4 - De sol a chuva

 

 

O Maestro é a escola pública estadual, mais próxima de minha casa – somente escolas estaduais têm ensino médio. E é para lá que devo me dirigir no dia seguinte. Acho que não vai ser tão horrível, sou bom em me enturmar. Não tenho dificuldades.

 

Eu seria a novidade, o filho de Renata que veio do Rio, talvez um grande atrativo para as gatinhas, poderia tirar proveito disso. Tenho um corpo malhado e bronzeado – apesar de que em poucos meses sem sol esse bronzeado suma completamente. Tenho a pele levemente dourada no seu natural, e um ar pálido, até doentio. O sol me dava uma excelente camuflagem, agora não haveria mais ele.

 

Quando terminei de, literalmente, jogar minha roupa no armário, peguei minha toalha de banho, roupas limpas e fui ao banheiro. Era de frente para o meu quarto e a porta estava aberta, foi fácil de achá-lo. Tomei um banho rápido e enrolei a toalha na minha cintura. Parei na frente do espelho para arrumar meu cabelo. Eles são negros, um pouco ondulados e meus olhos são pretos também, mas sou bonito. Tenho um sorriso perfeito, apesar de manter o ar sério, tipo indiferente, para deixar as garotas mais caídas por mim.

 

Pisquei para minha imagem no espelho.

 

Dormi muito pouco aquela noite. Após o jantar resolvi inaugurar meu novo computador, checar se a internet estava funcionando e aproveitei para falar com meus amigos – agora distantes – pelo Orkut. Ao fundo era audível a chuva caindo. Ouvi a coisa horrorosa latir. Se aquela coisa latisse durante a noite eu não resistiria em dar-lhe um pontapé.

 

Só o que se via pela janela eram as nuvens densas e cinzentas que escondiam o maravilhoso sol.

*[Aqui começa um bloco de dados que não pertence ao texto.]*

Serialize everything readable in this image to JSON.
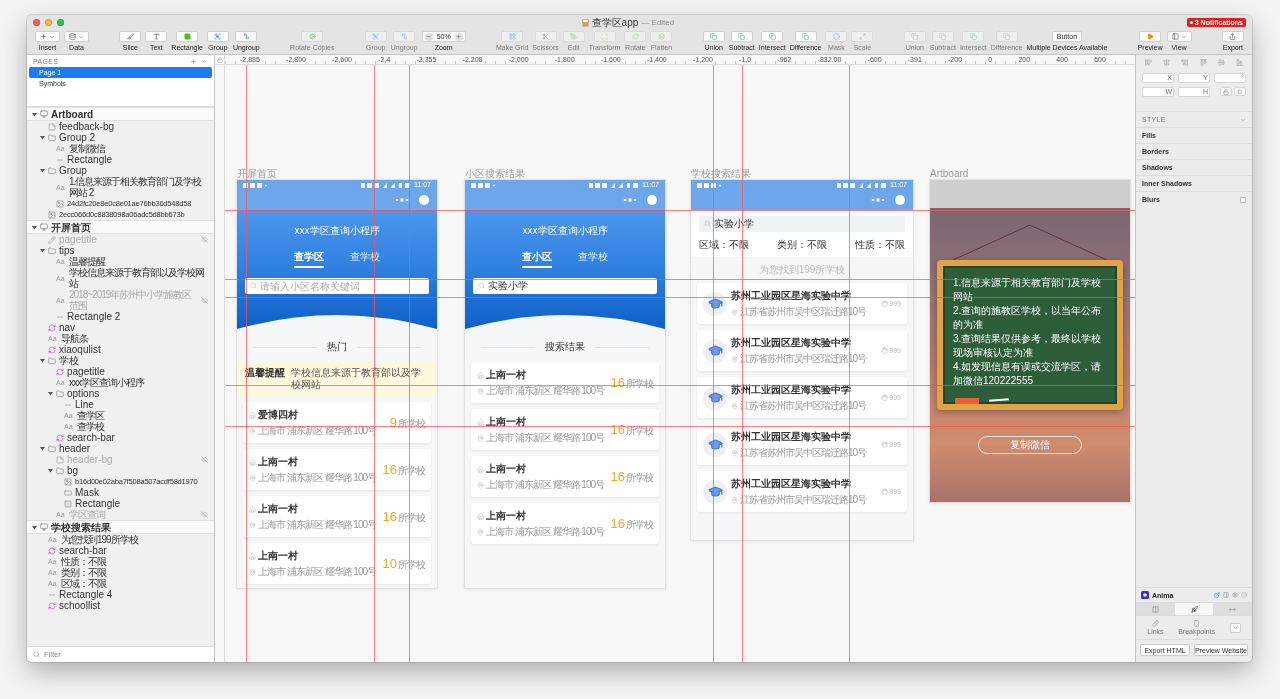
{
  "window": {
    "title": "查学区app",
    "status": "— Edited",
    "notifications": "3 Notifications"
  },
  "toolbar": [
    {
      "items": [
        {
          "label": "Insert",
          "kind": "dropdown",
          "disabled": false
        },
        {
          "label": "Data",
          "kind": "dropdown",
          "disabled": false
        }
      ]
    },
    {
      "items": [
        {
          "label": "Slice",
          "kind": "tool",
          "disabled": false
        },
        {
          "label": "Text",
          "kind": "tool",
          "disabled": false
        },
        {
          "label": "Rectangle",
          "kind": "tool",
          "disabled": false
        },
        {
          "label": "Group",
          "kind": "tool",
          "disabled": false
        },
        {
          "label": "Ungroup",
          "kind": "tool",
          "disabled": false
        }
      ]
    },
    {
      "items": [
        {
          "label": "Rotate Copies",
          "kind": "tool",
          "disabled": true
        }
      ]
    },
    {
      "items": [
        {
          "label": "Group",
          "kind": "tool",
          "disabled": true
        },
        {
          "label": "Ungroup",
          "kind": "tool",
          "disabled": true
        },
        {
          "label": "Zoom",
          "kind": "zoom",
          "value": "50%",
          "disabled": false
        }
      ]
    },
    {
      "items": [
        {
          "label": "Make Grid",
          "kind": "tool",
          "disabled": true
        },
        {
          "label": "Scissors",
          "kind": "tool",
          "disabled": true
        },
        {
          "label": "Edit",
          "kind": "tool",
          "disabled": true
        },
        {
          "label": "Transform",
          "kind": "tool",
          "disabled": true
        },
        {
          "label": "Rotate",
          "kind": "tool",
          "disabled": true
        },
        {
          "label": "Flatten",
          "kind": "tool",
          "disabled": true
        }
      ]
    },
    {
      "items": [
        {
          "label": "Union",
          "kind": "tool",
          "disabled": false
        },
        {
          "label": "Subtract",
          "kind": "tool",
          "disabled": false
        },
        {
          "label": "Intersect",
          "kind": "tool",
          "disabled": false
        },
        {
          "label": "Difference",
          "kind": "tool",
          "disabled": false
        },
        {
          "label": "Mask",
          "kind": "tool",
          "disabled": true
        },
        {
          "label": "Scale",
          "kind": "tool",
          "disabled": true
        }
      ]
    },
    {
      "items": [
        {
          "label": "Union",
          "kind": "tool",
          "disabled": true
        },
        {
          "label": "Subtract",
          "kind": "tool",
          "disabled": true
        },
        {
          "label": "Intersect",
          "kind": "tool",
          "disabled": true
        },
        {
          "label": "Difference",
          "kind": "tool",
          "disabled": true
        },
        {
          "label": "Multiple Devices Available",
          "kind": "text-button",
          "button": "Button",
          "disabled": false
        }
      ]
    },
    {
      "items": [
        {
          "label": "Preview",
          "kind": "tool",
          "disabled": false
        },
        {
          "label": "View",
          "kind": "dropdown",
          "disabled": false
        }
      ]
    },
    {
      "items": [
        {
          "label": "Export",
          "kind": "tool",
          "disabled": false
        }
      ]
    }
  ],
  "ruler": [
    "-2,885",
    "-2,800",
    "-2,600",
    "-2,4",
    "-2,355",
    "-2,208",
    "-2,000",
    "-1,800",
    "-1,600",
    "-1,400",
    "-1,200",
    "-1,0",
    "-962",
    "-832.00",
    "-600",
    "-391",
    "-200",
    "0",
    "200",
    "400",
    "600"
  ],
  "pages": {
    "title": "PAGES",
    "items": [
      {
        "label": "Page 1",
        "selected": true
      },
      {
        "label": "Symbols",
        "selected": false
      }
    ]
  },
  "layers": [
    {
      "name": "Artboard",
      "kind": "artboard",
      "hidden": false,
      "expanded": true,
      "children": [
        {
          "name": "feedback-bg",
          "kind": "style",
          "hidden": false
        },
        {
          "name": "Group 2",
          "kind": "group",
          "hidden": false,
          "expanded": true,
          "children": [
            {
              "name": "复制微信",
              "kind": "text",
              "glyph": "Aa",
              "hidden": false
            },
            {
              "name": "Rectangle",
              "kind": "line",
              "hidden": false
            }
          ]
        },
        {
          "name": "Group",
          "kind": "group",
          "hidden": false,
          "expanded": true,
          "children": [
            {
              "name": "1.信息来源于相关教育部门及学校网站 2",
              "kind": "text",
              "glyph": "Aa",
              "hidden": false
            },
            {
              "name": "24d2fc20e8e0c8e01ae76bb36d548d58",
              "kind": "image",
              "hidden": false
            }
          ]
        },
        {
          "name": "2ecc066d0c8838098a06adc5d8bb673b",
          "kind": "image",
          "hidden": false
        }
      ]
    },
    {
      "name": "开屏首页",
      "kind": "artboard",
      "hidden": false,
      "expanded": true,
      "children": [
        {
          "name": "pagetitle",
          "kind": "slice",
          "hidden": true
        },
        {
          "name": "tips",
          "kind": "group",
          "hidden": false,
          "expanded": true,
          "children": [
            {
              "name": "温馨提醒",
              "kind": "text",
              "glyph": "Aa",
              "hidden": false
            },
            {
              "name": "学校信息来源于教育部以及学校网站",
              "kind": "text",
              "glyph": "Aa",
              "hidden": false
            },
            {
              "name": "2018~2019年苏州中小学施教区范围",
              "kind": "text",
              "glyph": "Aa",
              "hidden": true
            },
            {
              "name": "Rectangle 2",
              "kind": "line",
              "hidden": false
            }
          ]
        },
        {
          "name": "nav",
          "kind": "symbol",
          "hidden": false
        },
        {
          "name": "导航条",
          "kind": "text",
          "glyph": "Aa",
          "hidden": false
        },
        {
          "name": "xiaoqulist",
          "kind": "symbol",
          "hidden": false
        },
        {
          "name": "学校",
          "kind": "group",
          "hidden": false,
          "expanded": true,
          "children": [
            {
              "name": "pagetitle",
              "kind": "symbol",
              "hidden": false
            },
            {
              "name": "xxx学区查询小程序",
              "kind": "text",
              "glyph": "Aa",
              "hidden": false
            },
            {
              "name": "options",
              "kind": "group",
              "hidden": false,
              "expanded": true,
              "children": [
                {
                  "name": "Line",
                  "kind": "line",
                  "hidden": false
                },
                {
                  "name": "查学区",
                  "kind": "text",
                  "glyph": "Aa",
                  "hidden": false
                },
                {
                  "name": "查学校",
                  "kind": "text",
                  "glyph": "Aa",
                  "hidden": false
                }
              ]
            },
            {
              "name": "search-bar",
              "kind": "symbol",
              "hidden": false
            }
          ]
        },
        {
          "name": "header",
          "kind": "group",
          "hidden": false,
          "expanded": true,
          "children": [
            {
              "name": "header-bg",
              "kind": "style",
              "hidden": true
            },
            {
              "name": "bg",
              "kind": "group",
              "hidden": false,
              "expanded": true,
              "children": [
                {
                  "name": "b16d00e02aba7f508a507acdf58d1970",
                  "kind": "image",
                  "hidden": false
                },
                {
                  "name": "Mask",
                  "kind": "mask",
                  "hidden": false
                },
                {
                  "name": "Rectangle",
                  "kind": "rectangle",
                  "hidden": false
                }
              ]
            },
            {
              "name": "学区查询",
              "kind": "text",
              "glyph": "Aa",
              "hidden": true
            }
          ]
        }
      ]
    },
    {
      "name": "学校搜索结果",
      "kind": "artboard",
      "hidden": false,
      "expanded": true,
      "children": [
        {
          "name": "为您找到199所学校",
          "kind": "text",
          "glyph": "Aa",
          "hidden": false
        },
        {
          "name": "search-bar",
          "kind": "symbol",
          "hidden": false
        },
        {
          "name": "性质：不限",
          "kind": "text",
          "glyph": "Aa",
          "hidden": false
        },
        {
          "name": "类别：不限",
          "kind": "text",
          "glyph": "Aa",
          "hidden": false
        },
        {
          "name": "区域：不限",
          "kind": "text",
          "glyph": "Aa",
          "hidden": false
        },
        {
          "name": "Rectangle 4",
          "kind": "line",
          "hidden": false
        },
        {
          "name": "schoollist",
          "kind": "symbol",
          "hidden": false
        }
      ]
    }
  ],
  "filter": {
    "placeholder": "Filter"
  },
  "artboards": [
    {
      "label": "开屏首页",
      "kind": "home",
      "time": "11:07",
      "title": "xxx学区查询小程序",
      "tabs": [
        {
          "label": "查学区",
          "selected": true
        },
        {
          "label": "查学校",
          "selected": false
        }
      ],
      "search": {
        "placeholder": "请输入小区名称关键词"
      },
      "section": "热门",
      "tip": {
        "label": "温馨提醒",
        "text": "学校信息来源于教育部以及学校网站"
      },
      "items": [
        {
          "name": "爱博四村",
          "address": "上海市 浦东新区 耀华路 100号",
          "count": "9",
          "unit": "所学校"
        },
        {
          "name": "上南一村",
          "address": "上海市 浦东新区 耀华路 100号",
          "count": "16",
          "unit": "所学校"
        },
        {
          "name": "上南一村",
          "address": "上海市 浦东新区 耀华路 100号",
          "count": "16",
          "unit": "所学校"
        },
        {
          "name": "上南一村",
          "address": "上海市 浦东新区 耀华路 100号",
          "count": "10",
          "unit": "所学校"
        }
      ]
    },
    {
      "label": "小区搜索结果",
      "kind": "home",
      "time": "11:07",
      "title": "xxx学区查询小程序",
      "tabs": [
        {
          "label": "查小区",
          "selected": true
        },
        {
          "label": "查学校",
          "selected": false
        }
      ],
      "search": {
        "value": "实验小学"
      },
      "section": "搜索结果",
      "items": [
        {
          "name": "上南一村",
          "address": "上海市 浦东新区 耀华路 100号",
          "count": "16",
          "unit": "所学校"
        },
        {
          "name": "上南一村",
          "address": "上海市 浦东新区 耀华路 100号",
          "count": "16",
          "unit": "所学校"
        },
        {
          "name": "上南一村",
          "address": "上海市 浦东新区 耀华路 100号",
          "count": "16",
          "unit": "所学校"
        },
        {
          "name": "上南一村",
          "address": "上海市 浦东新区 耀华路 100号",
          "count": "16",
          "unit": "所学校"
        }
      ]
    },
    {
      "label": "学校搜索结果",
      "kind": "schools",
      "time": "11:07",
      "search": {
        "value": "实验小学"
      },
      "filters": [
        "区域：不限",
        "类别：不限",
        "性质：不限"
      ],
      "summary": "为您找到199所学校",
      "schools": [
        {
          "name": "苏州工业园区星海实验中学",
          "address": "江苏省苏州市吴中区瑞迁路10号",
          "count": "999"
        },
        {
          "name": "苏州工业园区星海实验中学",
          "address": "江苏省苏州市吴中区瑞迁路10号",
          "count": "999"
        },
        {
          "name": "苏州工业园区星海实验中学",
          "address": "江苏省苏州市吴中区瑞迁路10号",
          "count": "999"
        },
        {
          "name": "苏州工业园区星海实验中学",
          "address": "江苏省苏州市吴中区瑞迁路10号",
          "count": "999"
        },
        {
          "name": "苏州工业园区星海实验中学",
          "address": "江苏省苏州市吴中区瑞迁路10号",
          "count": "999"
        }
      ]
    },
    {
      "label": "Artboard",
      "kind": "notice",
      "notes": [
        "1.信息来源于相关教育部门及学校网站",
        "2.查询的施教区学校，以当年公布的为准",
        "3.查询结果仅供参考，最终以学校现场审核认定为准",
        "4.如发现信息有误或交流学区，请加微信120222555"
      ],
      "button": "复制微信"
    }
  ],
  "inspector": {
    "fields": [
      {
        "label": "X"
      },
      {
        "label": "Y"
      },
      {
        "label": "°"
      },
      {
        "label": "W"
      },
      {
        "label": "H"
      }
    ],
    "style_title": "STYLE",
    "sections": [
      {
        "label": "Fills",
        "kind": "plain"
      },
      {
        "label": "Borders",
        "kind": "plain"
      },
      {
        "label": "Shadows",
        "kind": "plain"
      },
      {
        "label": "Inner Shadows",
        "kind": "plain"
      },
      {
        "label": "Blurs",
        "kind": "toggle",
        "checked": false
      }
    ]
  },
  "anima": {
    "title": "Anima",
    "tabs": [
      {
        "selected": false
      },
      {
        "selected": true
      },
      {
        "selected": false
      }
    ],
    "tools": [
      "Links",
      "Breakpoints"
    ],
    "buttons": [
      "Export HTML",
      "Preview Website"
    ]
  }
}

Não tinha certeza de que me acostumaria com a chuva.

 

O café da manhã com minha mãe foi um pesadelo. Ela me beijou no rosto e ficou falando animadamente sobre a escola, se ofereceu desesperadamente para me dar uma carona até lá, mas eu recusei com veemência – já imaginou ela me beijando de despedida?

 

Ela foi derrotada e me explicou o caminho para a escola. Era simples, caminhar até a rua principal e depois ir toda vida reto até o final do mundo para chegar na escola. Ótimo, seriam dois quilômetros de caminhada.

 

Minha mãe saiu, dando outro beijo molhado e me dando uma sombrinha para guardar na mochila. Sinal de que realmente só chove nessa cidade.

 

Depois que ela partiu com todas as recomendações comuns às mães, fiquei observando a cozinha. Era simples, mas muito bem decorada e cuidada. Uma estante na sala, que era visível de onde eu sentava, chamou minha atenção. Caminhei até ela e congelei de horror.

 

Aquilo era um pesadelo!

 

Uma procissão de fotos minhas, desde bebê até a do último aniversário. Vou matar meu pai! Ele tinha que mandar essas fotos para ela? Que horrível. Se eu fizesse um amigo e ele viesse me visitar, eu sumiria com aquelas fotos, com certeza.

 

Era fácil notar que minha mãe ainda não havia superado os erros do passado. Fotos do casamento com meu pai e de minha infância predominavam aquelas estantes. Era como se o tempo não tivesse passado, como se eles fossem recém casados com um filho pequeno.

 

   Mas o casal já não estava mais junto. E o filho já não era pequeno – de longe meu 1,80 m podem ser pequenos.